Half an hour later, back on the road and it was almost 6pm. The road was nice and quite flat. As we rounded the corner the storm we thought was to the west now appeared to be right ahead of us. Flashes of lightning appeared and the sky was rumbling with thunder. We were high up, we think – everywhere looks like the top of a fell or moor here – and we felt pretty exposed. Not the best place to be in a thunderstorm. We headed over to the telegraph poles – they would get hit before us, then dumped the bikes and got down into the side of a shallow dried up river bed for shelter.
We sat watching the storm. It seemed very high up but the fork lightning was all across the sky. I felt very small and at the mercy of the elements right then.

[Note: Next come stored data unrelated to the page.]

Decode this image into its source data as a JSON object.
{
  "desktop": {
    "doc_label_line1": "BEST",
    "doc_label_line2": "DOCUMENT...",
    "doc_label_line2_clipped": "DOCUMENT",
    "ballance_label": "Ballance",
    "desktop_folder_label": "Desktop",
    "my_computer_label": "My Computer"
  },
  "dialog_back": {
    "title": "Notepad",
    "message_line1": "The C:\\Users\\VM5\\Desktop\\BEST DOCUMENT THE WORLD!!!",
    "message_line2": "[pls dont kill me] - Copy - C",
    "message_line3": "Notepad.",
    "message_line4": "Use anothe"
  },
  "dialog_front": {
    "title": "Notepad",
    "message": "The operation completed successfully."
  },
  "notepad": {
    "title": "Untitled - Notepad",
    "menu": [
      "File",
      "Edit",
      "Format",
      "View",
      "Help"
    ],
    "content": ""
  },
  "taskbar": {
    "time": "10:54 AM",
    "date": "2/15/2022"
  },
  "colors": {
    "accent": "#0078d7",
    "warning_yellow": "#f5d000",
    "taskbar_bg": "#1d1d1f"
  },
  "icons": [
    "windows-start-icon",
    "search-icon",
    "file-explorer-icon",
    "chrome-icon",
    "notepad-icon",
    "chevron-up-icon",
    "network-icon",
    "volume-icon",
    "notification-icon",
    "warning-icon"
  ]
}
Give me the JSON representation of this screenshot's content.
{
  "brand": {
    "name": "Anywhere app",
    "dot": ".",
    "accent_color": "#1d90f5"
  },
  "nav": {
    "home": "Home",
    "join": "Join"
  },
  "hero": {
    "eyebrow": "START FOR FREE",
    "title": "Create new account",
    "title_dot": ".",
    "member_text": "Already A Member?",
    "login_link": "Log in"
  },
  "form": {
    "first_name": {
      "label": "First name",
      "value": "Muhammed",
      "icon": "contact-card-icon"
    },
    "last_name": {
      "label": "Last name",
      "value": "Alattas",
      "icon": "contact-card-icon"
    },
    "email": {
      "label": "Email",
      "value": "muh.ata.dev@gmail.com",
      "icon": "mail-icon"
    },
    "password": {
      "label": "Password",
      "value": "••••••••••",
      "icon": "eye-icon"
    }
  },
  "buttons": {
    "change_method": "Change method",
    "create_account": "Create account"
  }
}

As the storm passed right over us, hail began to pelt us, big hailstones the size of marbles came raining down. So much of it, so fast; the ground was covered in seconds. I could feel the ice soaking my socks and running down into my shoes. Chris put our rucksack on my head for extra shelter and I tucked my head into my chest.
After a few minutes it passed and the wind eased up. As I looked up to ask Chris if he was ok, to my right I saw a wave of water coming towards us. ‘”Quick” I yelled pointing to the water, “move!” We both jumped up and got out of the way. The dry river bed was now flooding with water. We stood and watched before realising that we needed to cross to get back to our bikes. We ran 200m ahead of the wave and in front of it to get back to our bikes. By the time we got back and looked at where we had been sat, it was under a foot of water, flooding through at a quick speed.
But the sun was now shining and the rain and hail had stopped so we couldn’t help but smile. All around us the grass was covered in puddles of water. We were wet and mud splattered, but otherwise fine.
Realising that we weren’t going to make any progress now, we decided to find a place to camp. With the tarp up and dinner on the go, I changed into some warm clothes and peered out to see that our tent and tarp combo looked like Harry Potter’s tent, with roll mats, stoves, plats cups and all sorts of activity going on. With some hot food inside us we’d be fine and ready for a good night’s sleep.
The forecast for tomorrow is 50kmph wind, so we may stay here for the day, but we’ll wait and see.